Болезнь Крона необходимо дифференцировать от многих заболеваний. Гранулематозное поражение тонкой кишки часто диагностируется как аппендикулярный абсцесс или острый аппендицит, так как дифференцировать их крайне трудно. Иногда невозможно отличить болезнь Крона от воспаления в дивертикуле Меккеля и других острых заболеваний брюшной полости. Наиболее сложна дифференциальная диагностика болезни Крона и неспецифического язвенного колита, от которого она отличается отсутствием поражения прямой кишки в 50 % случаев, более глубокими язвами толстой кишки, асимметричностью и прерывистостью процесса, тенденцией к формированию стриктур и свищей. Основные дифференциальнодиагностические критерии язвенного колита и болезни Крона отражены в таблице 1 (Г. И. Воробьев, 2001, с изменениями).
Лечение
Принципы консервативного и противорецидивного лечения болезни Крона включают в себя противовоспалительную, гормональную, симптоматическую терапию. Комплексная терапия назначается на фоне специальной щадящей диеты с исключением цельного молока, фруктов и овощей, включением нежирного мяса и рыбы. Основными медикаментами являются салазопрепараты – сульфасалазин, месалазин, салофальк и другие. Широко применяются кортикостероиды, они, как правило, высокоэффективны как при системном, так и при местном применении.
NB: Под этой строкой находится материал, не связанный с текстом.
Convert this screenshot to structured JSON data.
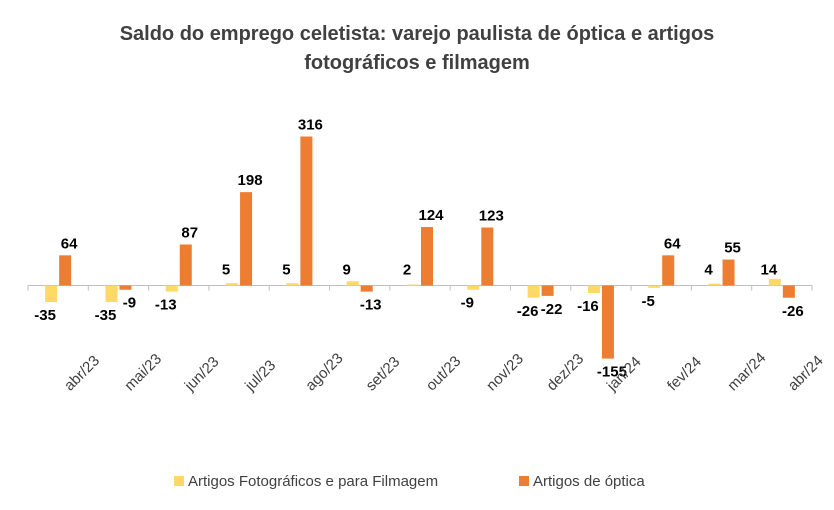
{
  "chart_data": {
    "type": "bar",
    "title_lines": [
      "Saldo do emprego celetista: varejo paulista de óptica e artigos",
      "fotográficos e filmagem"
    ],
    "categories": [
      "abr/23",
      "mai/23",
      "jun/23",
      "jul/23",
      "ago/23",
      "set/23",
      "out/23",
      "nov/23",
      "dez/23",
      "jan/24",
      "fev/24",
      "mar/24",
      "abr/24"
    ],
    "series": [
      {
        "name": "Artigos Fotográficos e para Filmagem",
        "color": "#FFD966",
        "values": [
          -35,
          -35,
          -13,
          5,
          5,
          9,
          2,
          -9,
          -26,
          -16,
          -5,
          4,
          14
        ]
      },
      {
        "name": "Artigos de óptica",
        "color": "#ED7D31",
        "values": [
          64,
          -9,
          87,
          198,
          316,
          -13,
          124,
          123,
          -22,
          -155,
          64,
          55,
          -26
        ]
      }
    ],
    "ylim": [
      -160,
      330
    ],
    "grid": false,
    "legend_position": "bottom"
  }
}
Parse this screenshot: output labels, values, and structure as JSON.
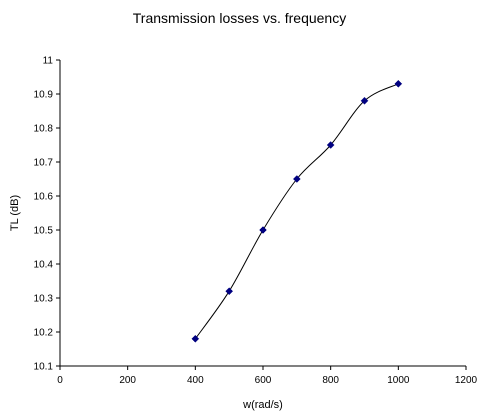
{
  "chart_data": {
    "type": "line",
    "title": "Transmission losses vs. frequency",
    "xlabel": "w(rad/s)",
    "ylabel": "TL (dB)",
    "xlim": [
      0,
      1200
    ],
    "ylim": [
      10.1,
      11
    ],
    "xticks": [
      0,
      200,
      400,
      600,
      800,
      1000,
      1200
    ],
    "yticks": [
      10.1,
      10.2,
      10.3,
      10.4,
      10.5,
      10.6,
      10.7,
      10.8,
      10.9,
      11
    ],
    "grid": false,
    "legend": "none",
    "marker": "diamond",
    "line_color": "#000000",
    "marker_color": "#000080",
    "series": [
      {
        "x": [
          400,
          500,
          600,
          700,
          800,
          900,
          1000
        ],
        "y": [
          10.18,
          10.32,
          10.5,
          10.65,
          10.75,
          10.88,
          10.93
        ]
      }
    ]
  }
}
Однако необходимо отметить, что применение гормональной терапии уменьшает клинические проявления заболевания, но не улучшает гистологическую и эндоскопическую картину заболевания. У пациентов с повышенной психологической возбудимостью целесообразно назначение седативных препаратов.
Хирургическое лечение болезни Крона, в отличие от язвенного колита, не носит радикальный характер, так как гранулематозное воспаление может развиваться в любом отделе желудочно-кишечного тракта. Целями хирургического лечения при болезни Крона являются борьба с осложнениями и улучшение качества жизни пациентов, когда этого невозможно достичь медикаментозными средствами. Независимо от характера течения болезни Крона примерно у 60 % пациентов в связи с развитием осложнений возникает необходимость в оперативном лечении, особенно в случаях поражения толстой и подвздошной кишки. Неэффективные кортикостероидная и иммуносупрессивная терапия, даже при отсутствии осложнений, также являются показанием к операции – резекции пораженного участка. Однако нет никакой гарантии, что после операции не возникнет рецидив в зоне анастомоза или в любом другом месте ЖКТ, так как естественное течение болезни Крона не прерывается и после хирургического вмешательства. Частота послеоперационных рецидивов составляет 20–40 % в течение 5 лет после резекции, как минимум каждый третий больной нуждается в повторной операции.Неспецифический язвенный колит
Неспецифический язвенный колит – это хроническое рецидивирующее заболевание толстой кишки неизвестной этиологии, характеризующееся геморрагически-гнойным воспалением толстой кишки с развитием местных и системных осложнений. Первые описания этой патологии относятся к XIX веку. Язвенный колит наиболее широко распространен в индустриально развитых странах, в частности в Европе и Северной Америке. Его распространенность, по данным зарубежных авторов, составляет 10–27 больных на 100 000 жителей. Наибольшее число случаев приходится на возраст 20–40 лет.
Этиология и патогенез
Предполагается, что на развитие язвенного колита оказывают влияние факторы внешней среды, инфекция, иммунологические и генетические факторы. В настоящее время большой интерес проявляется к выяснению роли цитокинов и иммунорегуляторных молекул в регуляции иммунного ответа у больных с неспецифическим язвенным колитом. Важная роль в патогенезе язвенного колита отводится нарушению барьерной функции слизистой оболочки кишечника и ее способности к восстановлению. Считается, что через дефекты слизистой оболочки в более глубокие ткани кишки могут проникать разнообразные пищевые и бактериальные агенты, которые затем запускают каскад воспалительных и иммунных реакций.